WILLSWell, an odd letter called the Epistle to Hebrews -- no one knows who wrote it, appears toward the end of the 1st century, is addressed to people who miss the priesthood. They are people who had obviously been temple worshipers and Christians. And then in the '80s, they began to miss that and they said, well, why can't we have sacrifice and priests the way we always have?
WILLSAnd so this letter says, don't worry. You have a better sacrifice than the temple sacrifice. The temple is gone, but Jesus offers not animal sacrifice, but human sacrifice, as if that were more enlightened. He offers himself to God as a sacrifice to placate your sins as, you know, very much following the Jewish idea that this is an offering for sin.

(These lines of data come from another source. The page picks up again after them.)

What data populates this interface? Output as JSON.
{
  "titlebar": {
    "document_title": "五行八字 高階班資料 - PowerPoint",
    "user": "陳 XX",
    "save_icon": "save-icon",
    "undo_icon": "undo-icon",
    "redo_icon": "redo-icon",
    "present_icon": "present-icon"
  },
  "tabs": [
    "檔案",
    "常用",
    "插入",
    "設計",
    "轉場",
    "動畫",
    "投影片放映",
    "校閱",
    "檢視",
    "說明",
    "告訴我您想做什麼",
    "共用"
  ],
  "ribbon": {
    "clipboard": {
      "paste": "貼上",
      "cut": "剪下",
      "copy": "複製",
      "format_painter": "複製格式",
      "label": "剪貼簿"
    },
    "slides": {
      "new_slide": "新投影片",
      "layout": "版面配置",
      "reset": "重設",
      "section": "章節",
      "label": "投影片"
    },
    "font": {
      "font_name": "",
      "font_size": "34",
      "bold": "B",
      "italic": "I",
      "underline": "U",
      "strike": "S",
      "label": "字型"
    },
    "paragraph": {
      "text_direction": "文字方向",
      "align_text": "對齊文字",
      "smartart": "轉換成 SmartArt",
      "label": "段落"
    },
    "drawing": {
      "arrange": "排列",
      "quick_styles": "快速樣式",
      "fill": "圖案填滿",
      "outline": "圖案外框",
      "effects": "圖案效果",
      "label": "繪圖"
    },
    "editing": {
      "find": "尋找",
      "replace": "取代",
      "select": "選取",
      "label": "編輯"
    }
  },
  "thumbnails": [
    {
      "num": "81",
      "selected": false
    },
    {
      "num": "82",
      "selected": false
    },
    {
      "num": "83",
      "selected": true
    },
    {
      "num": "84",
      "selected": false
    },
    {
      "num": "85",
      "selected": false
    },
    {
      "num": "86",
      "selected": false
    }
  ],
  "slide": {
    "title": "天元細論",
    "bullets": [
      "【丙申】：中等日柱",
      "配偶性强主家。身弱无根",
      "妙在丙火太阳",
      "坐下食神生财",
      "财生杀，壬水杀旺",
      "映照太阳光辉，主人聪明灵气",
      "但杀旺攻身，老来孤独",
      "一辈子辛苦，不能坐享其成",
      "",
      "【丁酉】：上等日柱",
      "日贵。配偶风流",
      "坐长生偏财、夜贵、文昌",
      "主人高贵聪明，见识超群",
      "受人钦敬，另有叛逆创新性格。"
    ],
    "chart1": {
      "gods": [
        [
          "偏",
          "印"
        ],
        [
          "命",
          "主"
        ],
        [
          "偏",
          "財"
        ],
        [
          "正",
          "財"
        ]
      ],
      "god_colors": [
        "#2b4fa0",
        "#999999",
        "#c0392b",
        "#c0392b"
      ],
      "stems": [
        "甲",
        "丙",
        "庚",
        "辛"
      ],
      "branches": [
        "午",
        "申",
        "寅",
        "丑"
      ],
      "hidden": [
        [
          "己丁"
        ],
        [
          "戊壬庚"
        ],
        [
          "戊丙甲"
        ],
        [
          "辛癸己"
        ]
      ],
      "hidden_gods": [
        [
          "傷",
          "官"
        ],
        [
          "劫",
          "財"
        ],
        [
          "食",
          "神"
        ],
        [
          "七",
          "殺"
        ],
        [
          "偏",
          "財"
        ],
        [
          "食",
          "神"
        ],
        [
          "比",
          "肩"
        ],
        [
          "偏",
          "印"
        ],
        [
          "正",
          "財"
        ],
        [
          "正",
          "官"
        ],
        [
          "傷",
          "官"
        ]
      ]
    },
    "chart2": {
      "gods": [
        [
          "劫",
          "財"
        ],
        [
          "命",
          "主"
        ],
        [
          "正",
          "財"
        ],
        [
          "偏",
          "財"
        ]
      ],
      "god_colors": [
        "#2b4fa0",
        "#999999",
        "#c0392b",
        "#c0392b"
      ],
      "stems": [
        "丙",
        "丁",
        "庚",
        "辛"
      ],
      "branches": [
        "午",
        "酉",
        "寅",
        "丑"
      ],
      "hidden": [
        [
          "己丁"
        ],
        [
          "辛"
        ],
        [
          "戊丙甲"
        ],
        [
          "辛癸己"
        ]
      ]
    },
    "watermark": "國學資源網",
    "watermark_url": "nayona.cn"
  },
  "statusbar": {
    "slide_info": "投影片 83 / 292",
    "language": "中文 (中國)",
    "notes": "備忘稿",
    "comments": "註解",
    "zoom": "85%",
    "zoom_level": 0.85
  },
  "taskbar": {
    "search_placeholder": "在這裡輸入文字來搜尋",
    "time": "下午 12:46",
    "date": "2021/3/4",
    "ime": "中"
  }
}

WILLSAnd he says, well but Jesus couldn't be a priest because he was not a Levite. He says, well remember there's that guy in Genesis named Melchizedec. It says, Melchizedec was a priest and a king and Abraham on his way back from conquest offered him tithes. And so therefore Aaron offered him tithes because he was a descendent. So he was in the loins down the line. And because he offered tithes, that means that Jesus could be a priest according to the order of Melchizedec.
WILLSBut the letter says it's a one-time offering and it says -- see the Jews had to sacrifice over and over and over and over because they didn't really work. This is only a one-time sacrifice and it really works. It'll never be repeated. So there's no room there for other priests than Jesus. It's after the letter to Hebrews that other priests -- the idea of other priests -- and connecting that with the celebration of the Last Supper. That was a connection that took place in the 2nd and 3rd centuries.
WILLSBut all of that is not in the gospel and very far from Jesus. And of course, as I say, it's been a sign of division. And it's also been an impoverishment. You know, our attitude in the past has been, well if you got to church and the priest can't come and consecrate, there's no point being there. What are you going to do, pray? That's all you do. That's what -- when we're not better than Protestants. That's all they can do. Well, that's all Peter's and Paul's community could do. They didn't have any consecration. They didn't have any priests. They didn't have any of those things.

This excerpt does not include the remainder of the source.